I also checked the MIR of the above functions. The only difference is the deref operation of Vec.

I am wondering whether this is a compiler bug or if the under-optimization is intentional?

Any insights or explanations would be greatly appreciated.

1 Like

It might have something to do with LLVM supporting C restrict on function arguments, but not arbitrary variables. This way &[] can be definitely non-overlapping, but vec.as_slice() is just some random pointer.

1 Like

Note that there's never a reason for you to write a function with that signature. &[T] is always a superior parameter type to &Vec<T>. The only thing you can do with the latter but not the former is see the capacity, but on an immutable reference there's nothing useful you can do with that capacity anyway.

Passing a slice is more flexible and optimizes better.
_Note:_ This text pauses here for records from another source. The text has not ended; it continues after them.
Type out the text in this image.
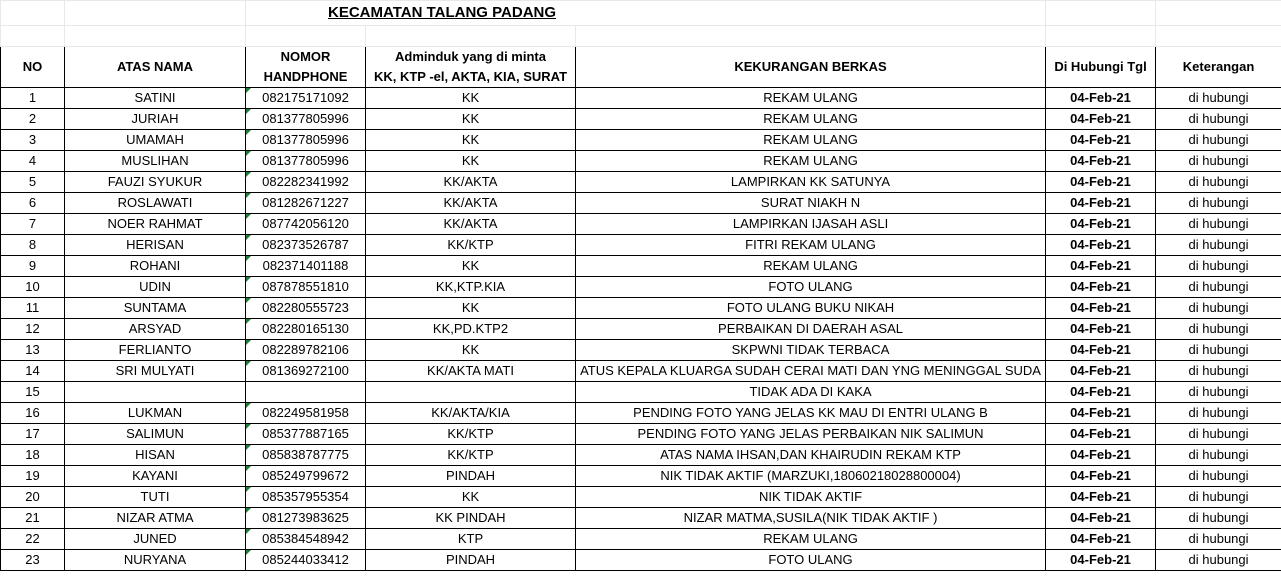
		KECAMATAN TALANG PADANG				

NO	ATAS NAMA	NOMOR	Adminduk yang di minta	KEKURANGAN BERKAS	Di Hubungi Tgl	Keterangan
		HANDPHONE	KK, KTP -el, AKTA, KIA, SURAT			
1	SATINI	082175171092	KK	REKAM ULANG	04-Feb-21	di hubungi
2	JURIAH	081377805996	KK	REKAM ULANG	04-Feb-21	di hubungi
3	UMAMAH	081377805996	KK	REKAM ULANG	04-Feb-21	di hubungi
4	MUSLIHAN	081377805996	KK	REKAM ULANG	04-Feb-21	di hubungi
5	FAUZI SYUKUR	082282341992	KK/AKTA	LAMPIRKAN KK SATUNYA	04-Feb-21	di hubungi
6	ROSLAWATI	081282671227	KK/AKTA	SURAT NIAKH N	04-Feb-21	di hubungi
7	NOER RAHMAT	087742056120	KK/AKTA	LAMPIRKAN IJASAH ASLI	04-Feb-21	di hubungi
8	HERISAN	082373526787	KK/KTP	FITRI REKAM ULANG	04-Feb-21	di hubungi
9	ROHANI	082371401188	KK	REKAM ULANG	04-Feb-21	di hubungi
10	UDIN	087878551810	KK,KTP.KIA	FOTO ULANG	04-Feb-21	di hubungi
11	SUNTAMA	082280555723	KK	FOTO ULANG BUKU NIKAH	04-Feb-21	di hubungi
12	ARSYAD	082280165130	KK,PD.KTP2	PERBAIKAN DI DAERAH ASAL	04-Feb-21	di hubungi
13	FERLIANTO	082289782106	KK	SKPWNI TIDAK TERBACA	04-Feb-21	di hubungi
14	SRI MULYATI	081369272100	KK/AKTA MATI	ATUS KEPALA KLUARGA SUDAH CERAI MATI DAN YNG MENINGGAL SUDA	04-Feb-21	di hubungi
15				TIDAK ADA DI KAKA	04-Feb-21	di hubungi
16	LUKMAN	082249581958	KK/AKTA/KIA	PENDING FOTO YANG JELAS KK MAU DI ENTRI ULANG B	04-Feb-21	di hubungi
17	SALIMUN	085377887165	KK/KTP	PENDING FOTO YANG JELAS PERBAIKAN NIK SALIMUN	04-Feb-21	di hubungi
18	HISAN	085838787775	KK/KTP	ATAS NAMA IHSAN,DAN KHAIRUDIN REKAM KTP	04-Feb-21	di hubungi
19	KAYANI	085249799672	PINDAH	NIK TIDAK AKTIF (MARZUKI,18060218028800004)	04-Feb-21	di hubungi
20	TUTI	085357955354	KK	NIK TIDAK AKTIF	04-Feb-21	di hubungi
21	NIZAR ATMA	081273983625	KK PINDAH	NIZAR MATMA,SUSILA(NIK TIDAK AKTIF )	04-Feb-21	di hubungi
22	JUNED	085384548942	KTP	REKAM ULANG	04-Feb-21	di hubungi
23	NURYANA	085244033412	PINDAH	FOTO ULANG	04-Feb-21	di hubungi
So since you'd still want to use the slice version even if they did optimize the same, I can't say I'm that concerned here.

For good measure I'll also link Understanding Rusts Auto-Vectorization and Methods for speed increase - #5 by scottmcm - help - The Rust Programming Language Forum with my usual recommendations for getting good auto-vectorization.

(The following is not a guarantee, but describes implementation details of how things work today.)

&Vec<T> is passed as a single ptr to the vector.
&[T] is passed as a ptr to the first element and a usize with the count.

That means that what LLVM sees for them is drastically different, and what parameter attributes we can meaningfully put on them is also quite different.

Is the optimization difference desirable? No.
Is it something that we can reasonably do anything about right now? Probably not.

2 Likes